Senior Lecturer at Universiti Kebangsaan Malaysia Center for Studies in Learner Diversity, Dr Anuar Ahmad said the success of such programmes was seen in the 1970s when the government successfully supported this group through various initiatives such as hostels, scholarships, and loans.
“In the 1970s, programmes like this were able to open up a lot of opportunities for children in this group. Many of them (who were helped) excelled in education and have changed their destiny, becoming professionals with better incomes.
“If this policy is successfully tabled and implemented, it will certainly have a great impact not only on this group but also in bridging the poverty gap in this country," he said when contacted by Bernama.
He said that in implementing this policy, the government must ensure the definition of the poor who needs to be sponsored, as there are different forms and categories of poverty in this country.
“There is a need for research on the part of the MOHE (Ministry of Higher Education) because we do not want the implementation of this policy to open up space for criticism.
“It is hoped that the ministry has clear guidelines on how to implement this sponsorship, and there must be a definition, framework, and explanation for those who are eligible in the selection process,” he said.
Meanwhile, Universiti Sains Malaysia senior lecturer of the Faculty of Economics and Mualamat Dr Muhammad Iqmal Hisham Kamaruddin said that through the programme, human capital formation among the poor and the B40 can be fully realised.

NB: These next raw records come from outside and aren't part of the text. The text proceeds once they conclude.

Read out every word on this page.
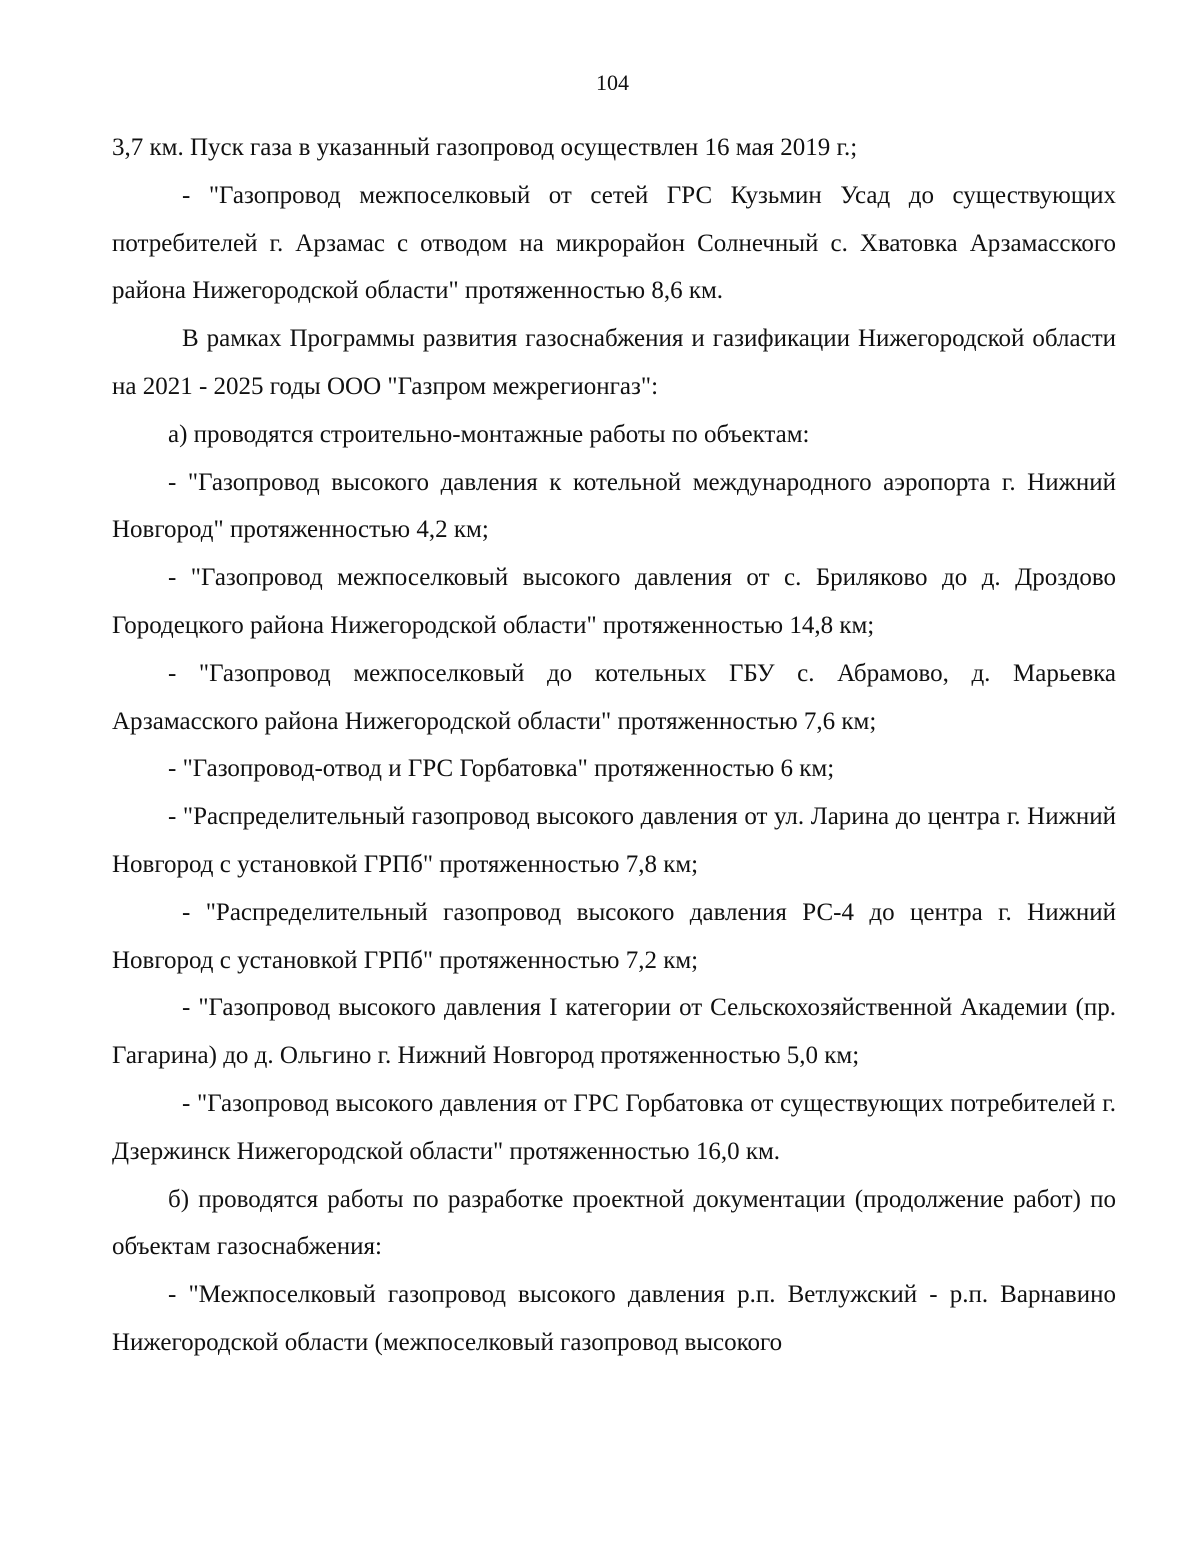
104

3,7 км. Пуск газа в указанный газопровод осуществлен 16 мая 2019 г.;

- "Газопровод межпоселковый от сетей ГРС Кузьмин Усад до существующих потребителей г. Арзамас с отводом на микрорайон Солнечный с. Хватовка Арзамасского района Нижегородской области" протяженностью 8,6 км.

В рамках Программы развития газоснабжения и газификации Нижегородской области на 2021 - 2025 годы ООО "Газпром межрегионгаз":

а) проводятся строительно-монтажные работы по объектам:

- "Газопровод высокого давления к котельной международного аэропорта г. Нижний Новгород" протяженностью 4,2 км;

- "Газопровод межпоселковый высокого давления от с. Бриляково до д. Дроздово Городецкого района Нижегородской области" протяженностью 14,8 км;

- "Газопровод межпоселковый до котельных ГБУ с. Абрамово, д. Марьевка Арзамасского района Нижегородской области" протяженностью 7,6 км;

- "Газопровод-отвод и ГРС Горбатовка" протяженностью 6 км;

- "Распределительный газопровод высокого давления от ул. Ларина до центра г. Нижний Новгород с установкой ГРПб" протяженностью 7,8 км;

- "Распределительный газопровод высокого давления РС-4 до центра г. Нижний Новгород с установкой ГРПб" протяженностью 7,2 км;

- "Газопровод высокого давления I категории от Сельскохозяйственной Академии (пр. Гагарина) до д. Ольгино г. Нижний Новгород протяженностью 5,0 км;

- "Газопровод высокого давления от ГРС Горбатовка от существующих потребителей г. Дзержинск Нижегородской области" протяженностью 16,0 км.

б) проводятся работы по разработке проектной документации (продолжение работ) по объектам газоснабжения:

- "Межпоселковый газопровод высокого давления р.п. Ветлужский - р.п. Варнавино Нижегородской области (межпоселковый газопровод высокого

He said that the programme will provide access to education and knowledge to the students involved in order to bring them and their families out of the cocoon of poverty.
“This programme will especially help poor families and B40 to get the same educational opportunities as other groups in Malaysia,” he said.

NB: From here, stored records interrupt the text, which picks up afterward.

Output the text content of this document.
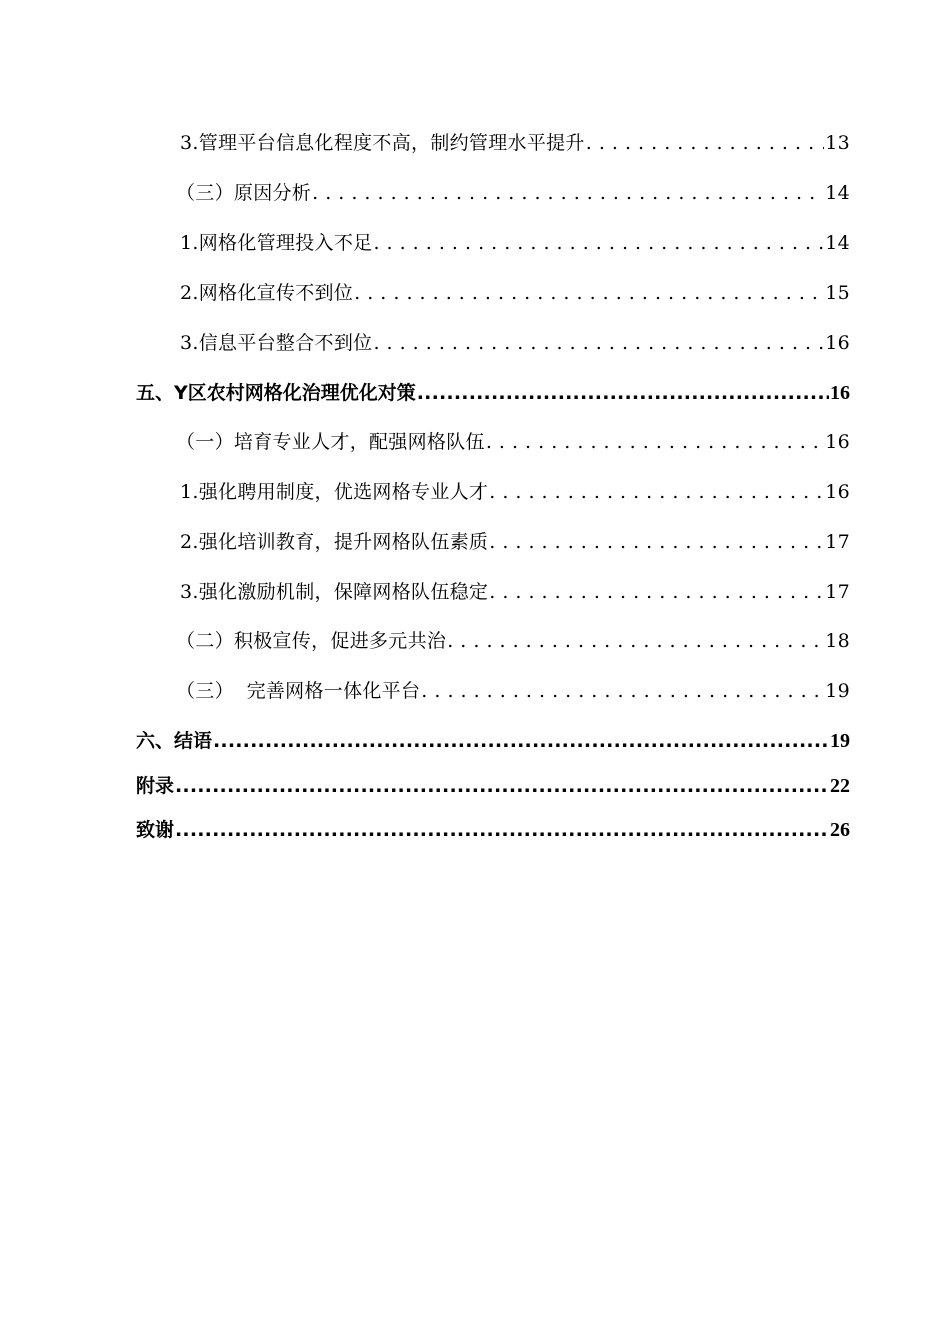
3.管理平台信息化程度不高，制约管理水平提升 . . .	13
（三）原因分析 . . .	14
1.网格化管理投入不足 . . .	14
2.网格化宣传不到位 . . .	15
3.信息平台整合不到位 . . .	16
五、Y区农村网格化治理优化对策 .....	16
（一）培育专业人才，配强网格队伍 . . .	16
1.强化聘用制度，优选网格专业人才 . . .	16
2.强化培训教育，提升网格队伍素质 . . .	17
3.强化激励机制，保障网格队伍稳定 . . .	17
（二）积极宣传，促进多元共治 . . .	18
（三）  完善网格一体化平台 . . .	19
六、结语 .....	19
附录 .....	22
致谢 .....	26
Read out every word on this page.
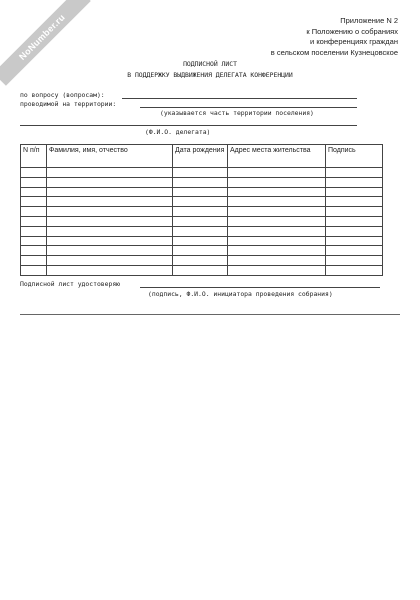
NoNumber.ru	Приложение N 2
к Положению о собраниях
и конференциях граждан
в сельском поселении Кузнецовское
ПОДПИСНОЙ ЛИСТ
В ПОДДЕРЖКУ ВЫДВИЖЕНИЯ ДЕЛЕГАТА КОНФЕРЕНЦИИ
по вопросу (вопросам):
проводимой на территории:
(указывается часть территории поселения)
(Ф.И.О. делегата)
N п/п	Фамилия, имя, отчество	Дата рождения	Адрес места жительства	Подпись

Подписной лист удостоверяю
(подпись, Ф.И.О. инициатора проведения собрания)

“Taking into account the country’s financial situation, this programme can be implemented by providing at least free tuition for this group,” he said.
However, this would depend on the total number of recipients and the financial impact on the government, he said.
He said the programme is a continuation of the earlier implementation of the Siswa Sulung Keluarga Malaysia Development Programme (SULUNG), with both programmes having similar features and focusing on poor families, or B40.
Asked if this was the first step toward free education for Malaysians, he said people need to be realistic as the introduction of free education for all will have a big financial impact on the country.
On Jan 30, Mohamed Khaled announced that the ministry hopes to introduce a free studies sponsorship programme for first-generation students from poor families who are able to pursue studies at institutions of higher learning.
He said the matter will be tabled before the Cabinet for approval.